In 2010, the General Assembly some new rules for all people hired after July 1, 2010.
  • Benefits are based on your high five years, instead of your high three.
  • State employees must pay in 5% of their compensation (formerly the state paid their contribution).
  • Retirement age was changed from 65 to "normal social security retirement age."
  • COLA is first 2% of consumer price index (formerly 3%) and 1/2 of the remaining increase up to a maximum COLA of 6% (formerly 5%). 
We also made major changes to the judicial retirement system which was calculated separately given that most people become judges much later in their career.  These changes were not enough to address the unfunded liability.  Although I agreed with some of the specific changes, I voted against the entire bill because I did not think it was fair to have a two-tiered retirement system and it also significantly undermined our ability to recruit judges.

Over the last two years, the Joint Legislative Audit and Review Commission (JLARC) has studied the status of VRS.  In December 2011, they issued a report with recommendations.  JLARC suggested several options including:
  • Mandating a recommended contribution each year instead of allowing the General Assembly to contribute less. (Page 51)
  • Require a fiscal impact analysis at any point the General Assembly desires to contribute less.  (Page 51)
  • Require changes to benefits be shared by employer and employee.  (Page 67).
  • Calculating benefits for all employees (not just post 7/1/10 hires) upon a "high five" years instead of a "high three." (Page 126)
  • Limiting the annual increase of COLAs.  (Page 126)
  • Stopping COLAs at a certain age.  (Page 126)
  • Changing the multiplier for new employees to 1.6 instead of 1.7.  (Page 126) 
  • Create a plan that was both defined benefit and defined contribution or a "hybrid" plan.  (Page 135)
The Governor proposed to inject about $2.2 billion into VRS mostly through local government contributions.  Many local governments saw this as an unfunded mandate that they would have to make up with higher property taxes. 

The Republican majority in the House of Delegates proposed shifting to a hybrid plan and also requiring all local governments to require all of their employees to pay in 5% and give them a 5% raise to cover their contribution. 

In my next column I will cover what happened and my views on the changes.


  1. "The Republican majority in the House of Delegates proposed shifting to a hybrid plan and also requiring all local governments to require all of their employees to pay in 5% and give them a 5% raise to cover their contribution."

    This paragraph makes no sense.
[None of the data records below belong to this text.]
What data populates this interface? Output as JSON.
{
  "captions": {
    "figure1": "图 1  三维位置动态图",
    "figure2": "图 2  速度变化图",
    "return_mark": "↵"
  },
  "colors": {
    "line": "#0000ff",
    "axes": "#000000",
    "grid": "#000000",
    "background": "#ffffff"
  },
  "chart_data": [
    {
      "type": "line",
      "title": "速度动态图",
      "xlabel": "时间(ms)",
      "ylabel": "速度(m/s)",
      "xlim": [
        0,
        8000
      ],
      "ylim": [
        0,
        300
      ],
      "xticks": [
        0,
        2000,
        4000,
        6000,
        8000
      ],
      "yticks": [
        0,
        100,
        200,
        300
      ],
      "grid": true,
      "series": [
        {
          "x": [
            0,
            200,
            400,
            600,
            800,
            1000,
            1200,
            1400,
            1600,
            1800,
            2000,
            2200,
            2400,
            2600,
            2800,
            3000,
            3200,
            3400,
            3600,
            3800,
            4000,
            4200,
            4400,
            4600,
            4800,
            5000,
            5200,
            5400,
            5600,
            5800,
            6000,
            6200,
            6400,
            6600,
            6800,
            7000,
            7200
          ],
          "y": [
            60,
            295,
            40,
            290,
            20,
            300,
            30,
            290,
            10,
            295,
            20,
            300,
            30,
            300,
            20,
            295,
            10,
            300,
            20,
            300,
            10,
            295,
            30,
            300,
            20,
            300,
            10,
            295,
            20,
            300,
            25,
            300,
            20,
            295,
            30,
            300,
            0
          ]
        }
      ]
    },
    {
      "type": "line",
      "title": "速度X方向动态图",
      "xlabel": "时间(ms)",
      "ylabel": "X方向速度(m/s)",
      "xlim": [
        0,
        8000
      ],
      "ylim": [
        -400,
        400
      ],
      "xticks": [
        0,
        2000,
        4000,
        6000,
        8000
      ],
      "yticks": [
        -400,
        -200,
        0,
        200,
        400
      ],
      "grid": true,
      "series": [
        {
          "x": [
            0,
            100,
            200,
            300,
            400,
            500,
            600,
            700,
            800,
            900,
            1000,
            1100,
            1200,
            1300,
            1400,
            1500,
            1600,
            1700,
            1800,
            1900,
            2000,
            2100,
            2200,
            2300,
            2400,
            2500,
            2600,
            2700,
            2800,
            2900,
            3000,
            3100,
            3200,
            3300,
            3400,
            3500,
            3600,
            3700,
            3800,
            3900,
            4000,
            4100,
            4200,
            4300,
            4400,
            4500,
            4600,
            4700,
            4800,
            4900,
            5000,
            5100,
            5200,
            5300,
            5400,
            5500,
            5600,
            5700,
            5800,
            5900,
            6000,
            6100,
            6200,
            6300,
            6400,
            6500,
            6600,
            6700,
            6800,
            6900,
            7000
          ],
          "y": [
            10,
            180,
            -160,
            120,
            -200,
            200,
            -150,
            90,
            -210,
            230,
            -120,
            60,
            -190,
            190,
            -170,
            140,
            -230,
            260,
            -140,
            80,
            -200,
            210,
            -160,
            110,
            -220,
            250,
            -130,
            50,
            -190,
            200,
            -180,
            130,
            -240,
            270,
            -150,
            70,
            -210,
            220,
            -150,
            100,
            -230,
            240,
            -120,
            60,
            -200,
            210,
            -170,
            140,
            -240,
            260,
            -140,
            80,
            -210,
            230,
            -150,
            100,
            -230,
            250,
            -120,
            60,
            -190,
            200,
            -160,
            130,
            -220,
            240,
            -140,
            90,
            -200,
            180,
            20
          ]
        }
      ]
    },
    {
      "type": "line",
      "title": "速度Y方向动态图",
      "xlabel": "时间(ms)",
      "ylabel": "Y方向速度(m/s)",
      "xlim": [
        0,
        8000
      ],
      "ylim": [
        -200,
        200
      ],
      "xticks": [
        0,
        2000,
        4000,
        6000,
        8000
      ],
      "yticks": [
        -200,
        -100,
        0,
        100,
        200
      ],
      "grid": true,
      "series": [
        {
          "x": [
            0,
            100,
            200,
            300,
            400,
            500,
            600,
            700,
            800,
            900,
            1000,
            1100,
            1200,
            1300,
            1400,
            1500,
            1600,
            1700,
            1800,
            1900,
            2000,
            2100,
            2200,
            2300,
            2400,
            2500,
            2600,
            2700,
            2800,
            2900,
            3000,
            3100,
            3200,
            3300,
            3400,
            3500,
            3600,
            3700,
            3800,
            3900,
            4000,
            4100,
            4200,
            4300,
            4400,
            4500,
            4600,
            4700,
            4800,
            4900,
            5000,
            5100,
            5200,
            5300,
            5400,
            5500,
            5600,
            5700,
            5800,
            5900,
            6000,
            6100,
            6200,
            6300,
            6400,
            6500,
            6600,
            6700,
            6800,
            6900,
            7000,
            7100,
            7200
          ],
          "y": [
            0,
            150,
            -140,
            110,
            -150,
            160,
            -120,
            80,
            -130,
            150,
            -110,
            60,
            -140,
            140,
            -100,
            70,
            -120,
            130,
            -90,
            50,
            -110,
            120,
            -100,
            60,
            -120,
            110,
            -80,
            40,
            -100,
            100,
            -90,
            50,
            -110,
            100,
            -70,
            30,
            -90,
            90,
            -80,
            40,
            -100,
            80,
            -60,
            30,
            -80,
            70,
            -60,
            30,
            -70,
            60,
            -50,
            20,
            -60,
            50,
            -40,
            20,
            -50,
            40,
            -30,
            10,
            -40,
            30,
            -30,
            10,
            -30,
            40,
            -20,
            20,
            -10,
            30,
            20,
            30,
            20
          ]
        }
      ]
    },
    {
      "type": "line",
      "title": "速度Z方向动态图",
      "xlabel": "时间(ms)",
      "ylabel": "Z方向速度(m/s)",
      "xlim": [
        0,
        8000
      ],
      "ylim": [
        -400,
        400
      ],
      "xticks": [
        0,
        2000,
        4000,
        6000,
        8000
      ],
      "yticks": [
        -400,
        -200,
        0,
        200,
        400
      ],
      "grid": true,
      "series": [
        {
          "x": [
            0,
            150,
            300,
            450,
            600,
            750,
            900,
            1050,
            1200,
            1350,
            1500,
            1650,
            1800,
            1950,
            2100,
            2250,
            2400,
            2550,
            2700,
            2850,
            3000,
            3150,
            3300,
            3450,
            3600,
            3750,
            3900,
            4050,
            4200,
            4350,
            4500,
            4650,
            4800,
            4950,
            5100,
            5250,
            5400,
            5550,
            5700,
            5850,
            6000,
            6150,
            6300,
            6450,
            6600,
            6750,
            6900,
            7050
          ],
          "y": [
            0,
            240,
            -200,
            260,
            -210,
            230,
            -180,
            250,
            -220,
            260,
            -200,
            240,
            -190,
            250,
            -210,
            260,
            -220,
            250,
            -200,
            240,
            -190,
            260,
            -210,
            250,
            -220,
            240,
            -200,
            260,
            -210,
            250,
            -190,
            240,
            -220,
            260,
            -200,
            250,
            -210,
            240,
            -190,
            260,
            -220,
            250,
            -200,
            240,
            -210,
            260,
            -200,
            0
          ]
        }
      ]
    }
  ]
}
If the intent is to ask employees to contribute, but make local government raise salaries to make up loss in employee paycheck that does not happen under this plan. One does not make up a % deficit by increasing the original amount by the same percentage. Lets say I make $100, if you increase my pay 5% to $105 then I would have to pay $5.25 to VRS and my salary in effect is $99.25. So I take home less money. I do not break even. This is basic 8th grade math.

  2. The hybrid plan helps to make up for the unfunded liability by reducing VRS benefits paid to state workers. By making part of the plan a defined contribution plan, that reduces VRS' exposure.

    Additionally, the local government 5%-5% increase/match is complicated beyond the reasons you've identified.

    First, by increasing employee salaries, local governments have to pick up the employer-side employment taxes - 7.5%+/- (which are a lot of money given the number of employees involved.

    Second, by increasing their salary by 5%, the defined benefit portion has to pay out benefits calculated from a 5% higher salary. If they employer would simply throw more money in to fund the liability, the liability would be funded, but the benefit woudn't go up.